Utilities must award contracts starting with the lowest-cost viable project and moving up in price until the megawatt requirement is reached for that round. The program will use standard terms and conditions to lower transactional costs and provide the contractual transparency needed for effective financing.
To ensure project viability and realistic pricing, the program requires development security and relatively short project development. Utilities must file implementation plans in the next 60 days, and the program is expected to be operational this spring.
Feed-in tariffs are Tricky
Run them right and the result can look like Germany's solar miracle -- a country with Alaska-level sun can sprout a solar industry and develop an energy grid with a strong proportion of renewables.
Run them wrong and it looks like Spain a few years ago or the Czech Republic today.

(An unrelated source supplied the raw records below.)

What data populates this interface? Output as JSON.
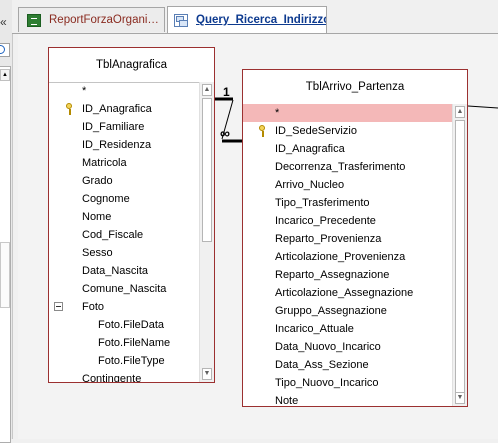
{
  "nav": {
    "collapse_glyph": "«"
  },
  "tabs": [
    {
      "label": "ReportForzaOrgani…",
      "icon": "report-icon",
      "active": false
    },
    {
      "label": "Query_Ricerca_Indirizzo",
      "icon": "query-icon",
      "active": true
    }
  ],
  "tables": {
    "anagrafica": {
      "title": "TblAnagrafica",
      "fields": [
        {
          "name": "*",
          "indent": 0
        },
        {
          "name": "ID_Anagrafica",
          "indent": 0,
          "key": true
        },
        {
          "name": "ID_Familiare",
          "indent": 0
        },
        {
          "name": "ID_Residenza",
          "indent": 0
        },
        {
          "name": "Matricola",
          "indent": 0
        },
        {
          "name": "Grado",
          "indent": 0
        },
        {
          "name": "Cognome",
          "indent": 0
        },
        {
          "name": "Nome",
          "indent": 0
        },
        {
          "name": "Cod_Fiscale",
          "indent": 0
        },
        {
          "name": "Sesso",
          "indent": 0
        },
        {
          "name": "Data_Nascita",
          "indent": 0
        },
        {
          "name": "Comune_Nascita",
          "indent": 0
        },
        {
          "name": "Foto",
          "indent": 0,
          "expand": true
        },
        {
          "name": "Foto.FileData",
          "indent": 1
        },
        {
          "name": "Foto.FileName",
          "indent": 1
        },
        {
          "name": "Foto.FileType",
          "indent": 1
        },
        {
          "name": "Contingente",
          "indent": 0
        }
      ]
    },
    "arrivo": {
      "title": "TblArrivo_Partenza",
      "fields": [
        {
          "name": "*",
          "indent": 0,
          "selected": true
        },
        {
          "name": "ID_SedeServizio",
          "indent": 0,
          "key": true
        },
        {
          "name": "ID_Anagrafica",
          "indent": 0
        },
        {
          "name": "Decorrenza_Trasferimento",
          "indent": 0
        },
        {
          "name": "Arrivo_Nucleo",
          "indent": 0
        },
        {
          "name": "Tipo_Trasferimento",
          "indent": 0
        },
        {
          "name": "Incarico_Precedente",
          "indent": 0
        },
        {
          "name": "Reparto_Provenienza",
          "indent": 0
        },
        {
          "name": "Articolazione_Provenienza",
          "indent": 0
        },
        {
          "name": "Reparto_Assegnazione",
          "indent": 0
        },
        {
          "name": "Articolazione_Assegnazione",
          "indent": 0
        },
        {
          "name": "Gruppo_Assegnazione",
          "indent": 0
        },
        {
          "name": "Incarico_Attuale",
          "indent": 0
        },
        {
          "name": "Data_Nuovo_Incarico",
          "indent": 0
        },
        {
          "name": "Data_Ass_Sezione",
          "indent": 0
        },
        {
          "name": "Tipo_Nuovo_Incarico",
          "indent": 0
        },
        {
          "name": "Note",
          "indent": 0
        }
      ]
    }
  },
  "relationship": {
    "one_side": "1",
    "many_side": "∞"
  },
  "colors": {
    "table_border": "#9b3030",
    "selected_row": "#f4b8b8",
    "active_tab_text": "#0d3a8f"
  }
}
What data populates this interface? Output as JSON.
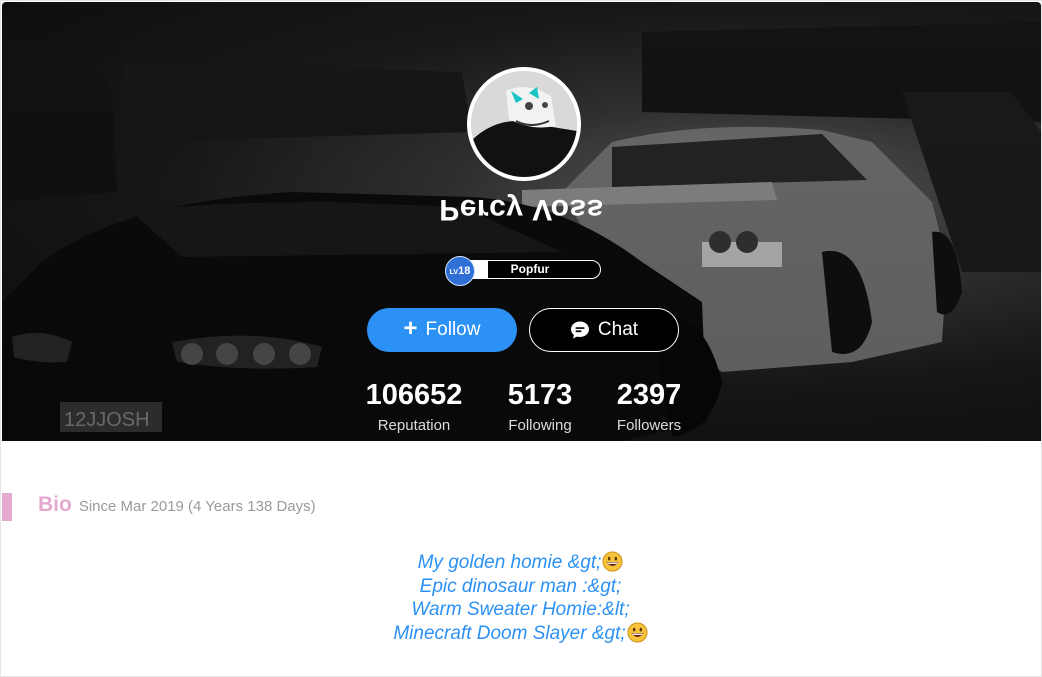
{
  "profile": {
    "username": "Percy Voss",
    "level": {
      "badge_prefix": "LV",
      "number": "18",
      "title": "Popfur",
      "progress": 0.2
    },
    "follow_label": "Follow",
    "chat_label": "Chat",
    "stats": [
      {
        "value": "106652",
        "label": "Reputation"
      },
      {
        "value": "5173",
        "label": "Following"
      },
      {
        "value": "2397",
        "label": "Followers"
      }
    ]
  },
  "bio": {
    "title": "Bio",
    "since": "Since Mar 2019 (4 Years 138 Days)",
    "lines": [
      {
        "text": "My golden homie &gt;",
        "emoji": "grinning-face"
      },
      {
        "text": "Epic dinosaur man :&gt;",
        "emoji": ""
      },
      {
        "text": "Warm Sweater Homie:&lt;",
        "emoji": ""
      },
      {
        "text": "Minecraft Doom Slayer &gt;",
        "emoji": "grinning-face"
      }
    ]
  },
  "colors": {
    "accent": "#2b91f5",
    "bio_pink": "#e4a9cf",
    "cover_dark": "#1c1c1c"
  },
  "icons": [
    "plus-icon",
    "chat-bubble-icon",
    "level-badge-icon",
    "grinning-face-emoji"
  ]
}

Failure to provide a cap or setting the wrong price can result in a land rush and a spate of poorly executed projects at immense cost to the taxpayer.
Run the in California and it seems that the Utility companies benefit.
In my opinion (as a solar developer in Europe involved in projects between 1.5 MW and 20 MW) the California system does not motivate me to want to build projects in California. The German and Italian feed in tariff programs are easier to understand and use to attract money to build the projects – because you know going in what you can sell the electricity for and so you put a lot of pressure to bring the project in at a low enough cost to achieve the margins you need to cover bank financing, attract your investors and make a profit.
Also as a homeowner – the California Feed In Tariff program encourages you to produce enough electricity to cover your own needs – but does not really motivate you to contribute to the grid – whereas the German and Italian rooftop feed in tariff programs encourage you to maximize the amount of electricity produces – which helps you … and everybody else.
Don’t get me wrong - the California feed in tariff system is a positive step in the right direction … and I'm sure it will help encourage the development of 1 GW of renewable energy projects (wind and solar) – but last year, Germany added more than 8 GW of solar projects alone… and in the middle of a credit crunch.
But surprise, surprise – letting the CPUC design the new rules benefits the utilities … not their customers. I guess it is just too much to expect them to utilize the most successful feed in tariff system in the world to achieve the same kind of results (better actually as there is more sun and land to build on) … they just had to change it to keep the profit margins for the utilities.